Writing a book on refugees is, at times, harrowing. Nothing like tales of rape and torture to induce despair. It was therefore a very pleasant change to be drinking tea, eating cake and viewing slides in Daryl and Wendy’s gracious home as part of my research for Place of Refuge.

“Here’s a guy I operated on two days before,” continued Daryl. “He’s very lucky to have kept his leg. So I told him: you’ve got to stay in the ward and have your leg up on two cardboard boxes. Anyway, I’m walking around and bloody hell, what are you doing out here? You’re supposed to have your leg up … and he turns round and he’s made a sling so that when he sits down his leg is still up. And I thought, you are so imaginative and …”, he searches for the right adjective and finally settles on “enterprising”, this last word spoken with admiration.

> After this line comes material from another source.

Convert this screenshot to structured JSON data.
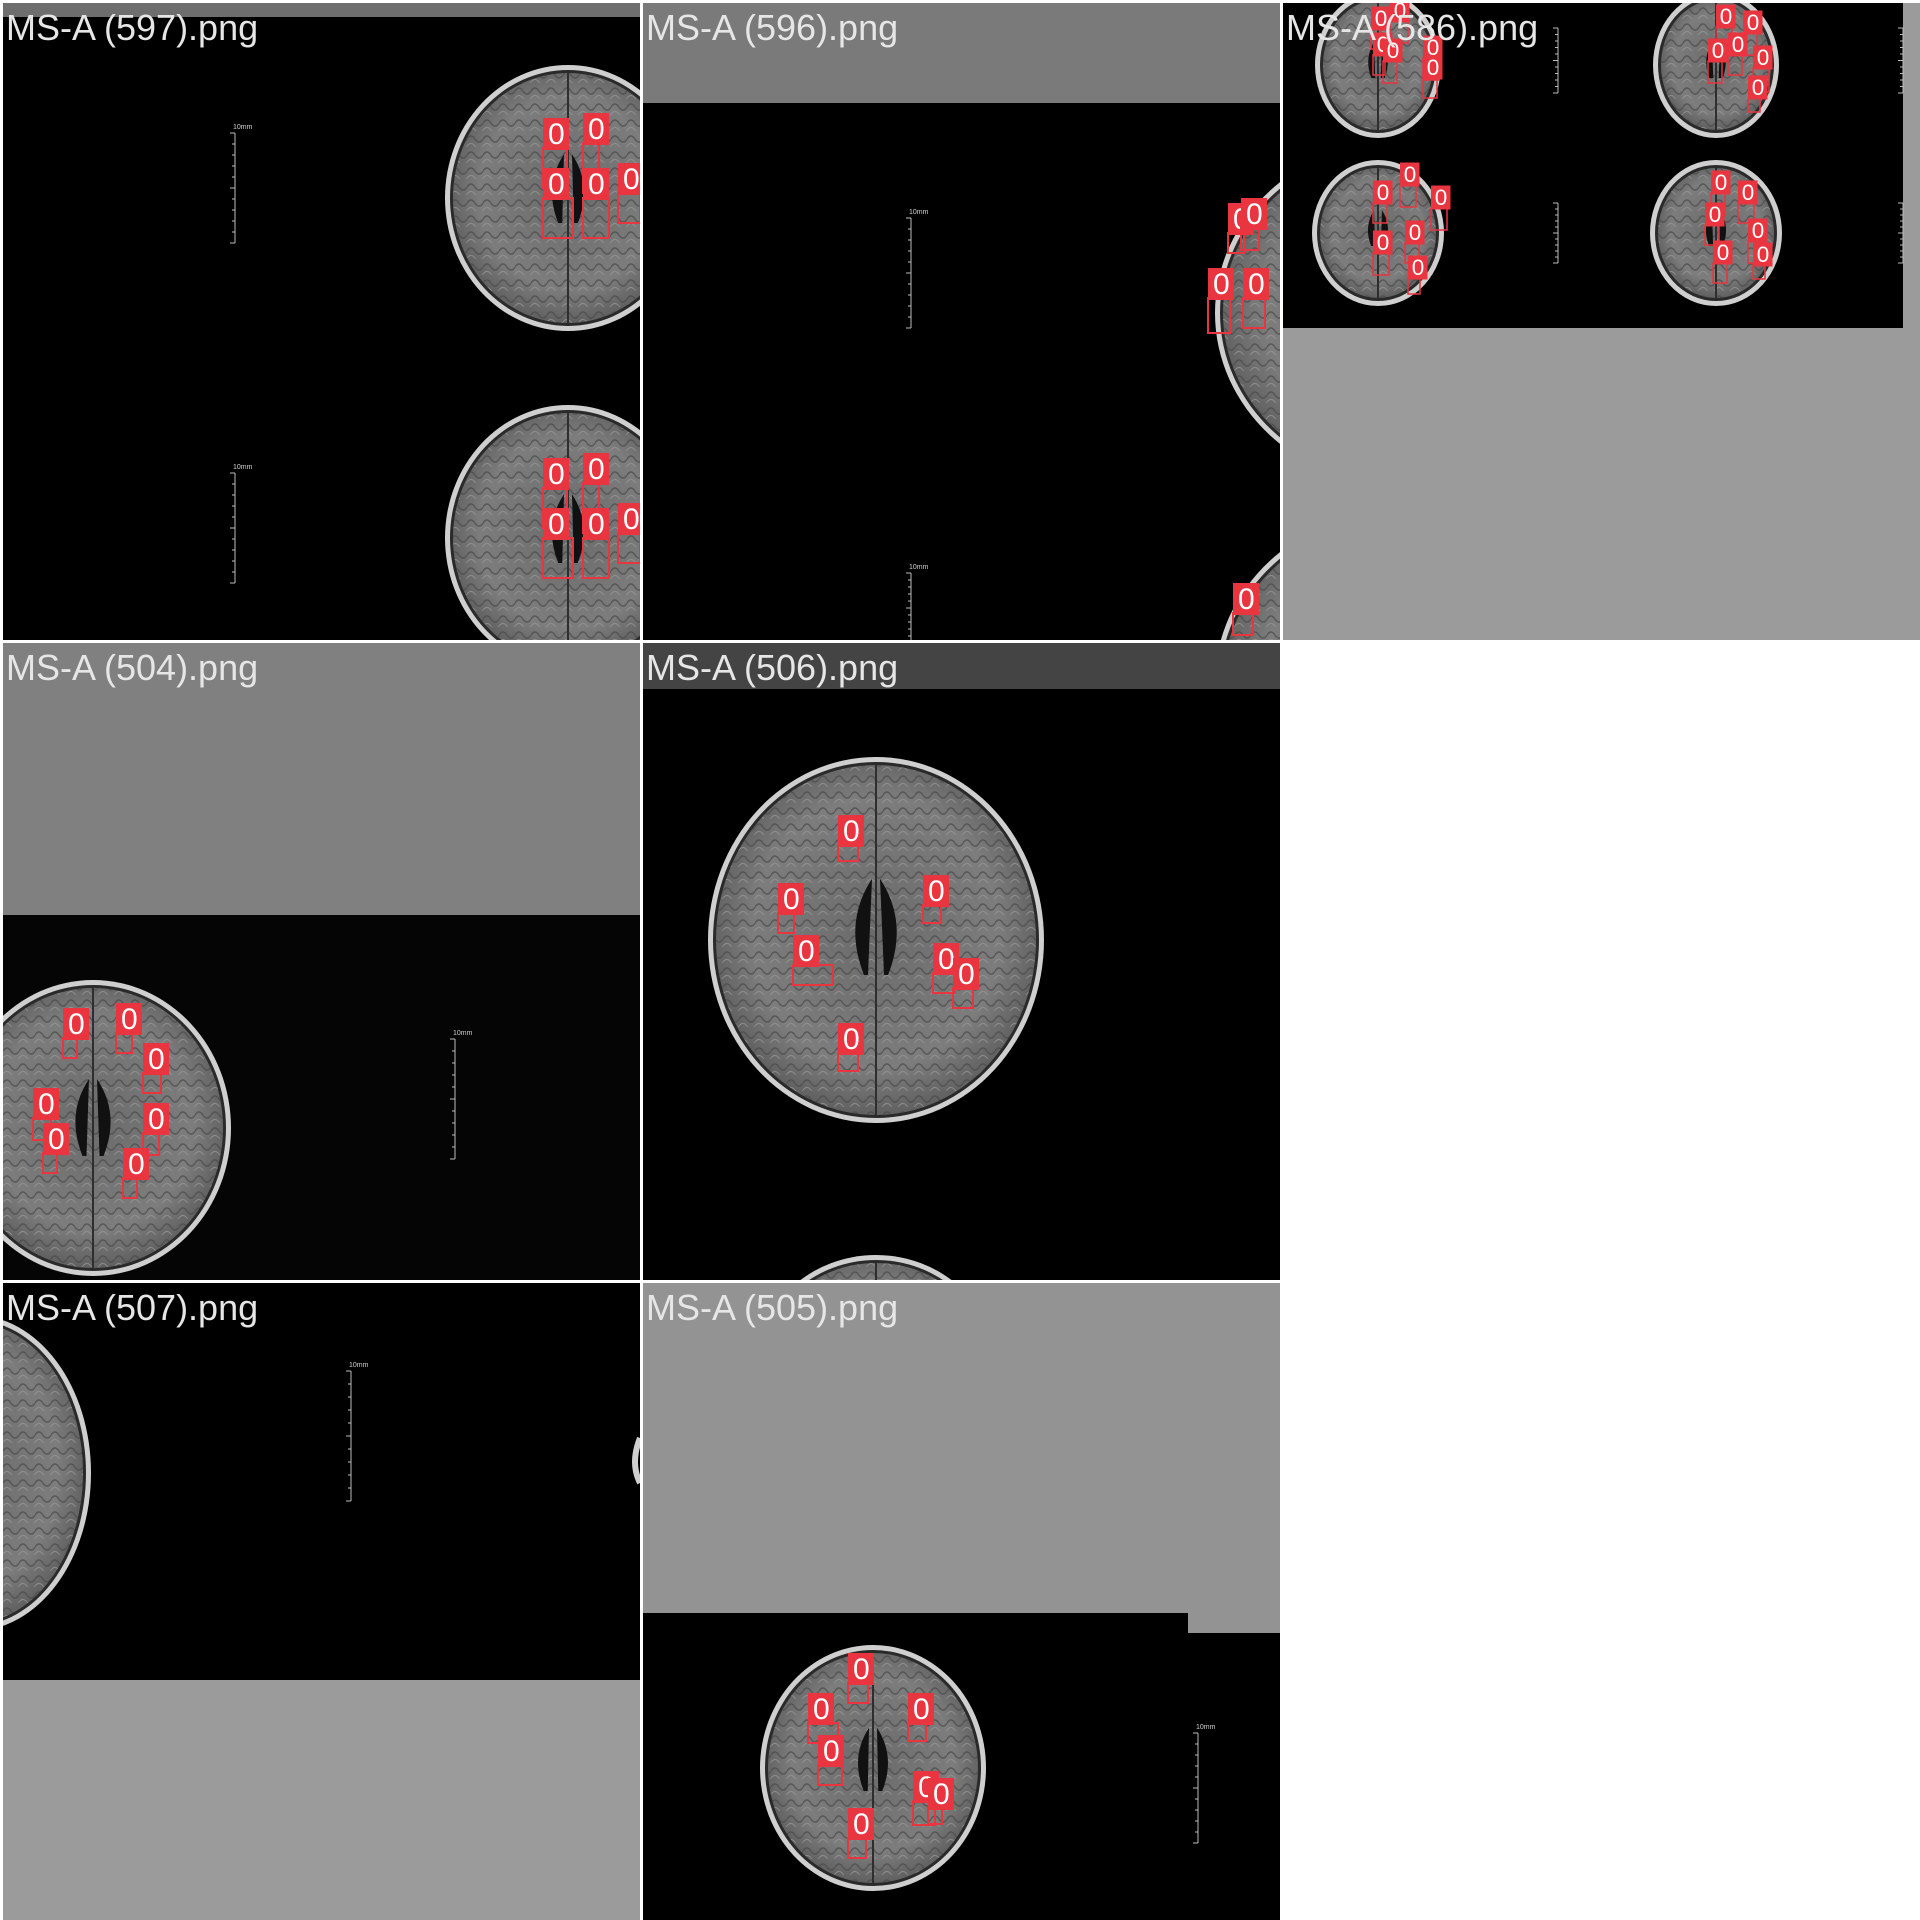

“Most of the time we’re operating on blown up limbs and bodies, but this little boy came in and he had a harelip and I did a harelip repair on him. He’s about 5 and we got the parents to come in and look at him. They were just totally thrilled.”

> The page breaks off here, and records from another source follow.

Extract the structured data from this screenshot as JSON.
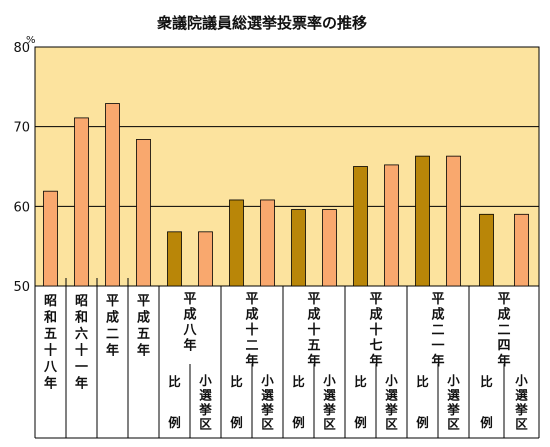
{
  "chart_data": {
    "type": "bar",
    "title": "衆議院議員総選挙投票率の推移",
    "ylabel": "%",
    "ylim": [
      50,
      80
    ],
    "yticks": [
      "50",
      "60",
      "70",
      "80"
    ],
    "grid": true,
    "colors": {
      "plot_bg": "#FCE39E",
      "single_bar": "#F9A86E",
      "proportional_bar": "#B98608",
      "district_bar": "#F9A86E"
    },
    "sub_labels": {
      "proportional": [
        "比",
        "例"
      ],
      "district": "小選挙区"
    },
    "categories": [
      {
        "label": "昭和五十八年",
        "values": [
          {
            "kind": "single",
            "value": 61.9
          }
        ]
      },
      {
        "label": "昭和六十一年",
        "values": [
          {
            "kind": "single",
            "value": 71.1
          }
        ]
      },
      {
        "label": "平成二年",
        "values": [
          {
            "kind": "single",
            "value": 72.9
          }
        ]
      },
      {
        "label": "平成五年",
        "values": [
          {
            "kind": "single",
            "value": 68.4
          }
        ]
      },
      {
        "label": "平成八年",
        "values": [
          {
            "kind": "proportional",
            "value": 56.8
          },
          {
            "kind": "district",
            "value": 56.8
          }
        ]
      },
      {
        "label": "平成十二年",
        "values": [
          {
            "kind": "proportional",
            "value": 60.8
          },
          {
            "kind": "district",
            "value": 60.8
          }
        ]
      },
      {
        "label": "平成十五年",
        "values": [
          {
            "kind": "proportional",
            "value": 59.6
          },
          {
            "kind": "district",
            "value": 59.6
          }
        ]
      },
      {
        "label": "平成十七年",
        "values": [
          {
            "kind": "proportional",
            "value": 65.0
          },
          {
            "kind": "district",
            "value": 65.2
          }
        ]
      },
      {
        "label": "平成二一年",
        "values": [
          {
            "kind": "proportional",
            "value": 66.3
          },
          {
            "kind": "district",
            "value": 66.3
          }
        ]
      },
      {
        "label": "平成二四年",
        "values": [
          {
            "kind": "proportional",
            "value": 59.0
          },
          {
            "kind": "district",
            "value": 59.0
          }
        ]
      }
    ]
  }
}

That afternoon with Daryl and Wendy recast the Cambodian Khmer Rouge tragedy for me. As Daryl reminisced about his patients, some by name, I saw that it had been more than a mercy mission; it had been an adventure. This was made possible by Wendy’s support, no small matter considering that volunteering was not without its risk – once a bomb landed so near to the doctors’ sleeping quarters that they thought a truck had backed into their building. The bomb had, in fact, struck a large kitchen in the refugee camp, killing several workers.

War and pain and injustice exist today as they did when Daryl went to Cambodia. Being aware of human suffering and believing that we can do nothing about it induces a kind of social blindness. We turn a blind eye because it is too painful to see such horror and do nothing.

But if we can look at evil in the face and ask ourselves: what we can do about this? what gifts and resources do we have? what lies within our circle of influence? then perhaps things will start to change, the change, whether big or small, a testament to goodness and mercy and hope. In Daryl’s words, emailed to me after proofreading this post: There is honour amongst refugees.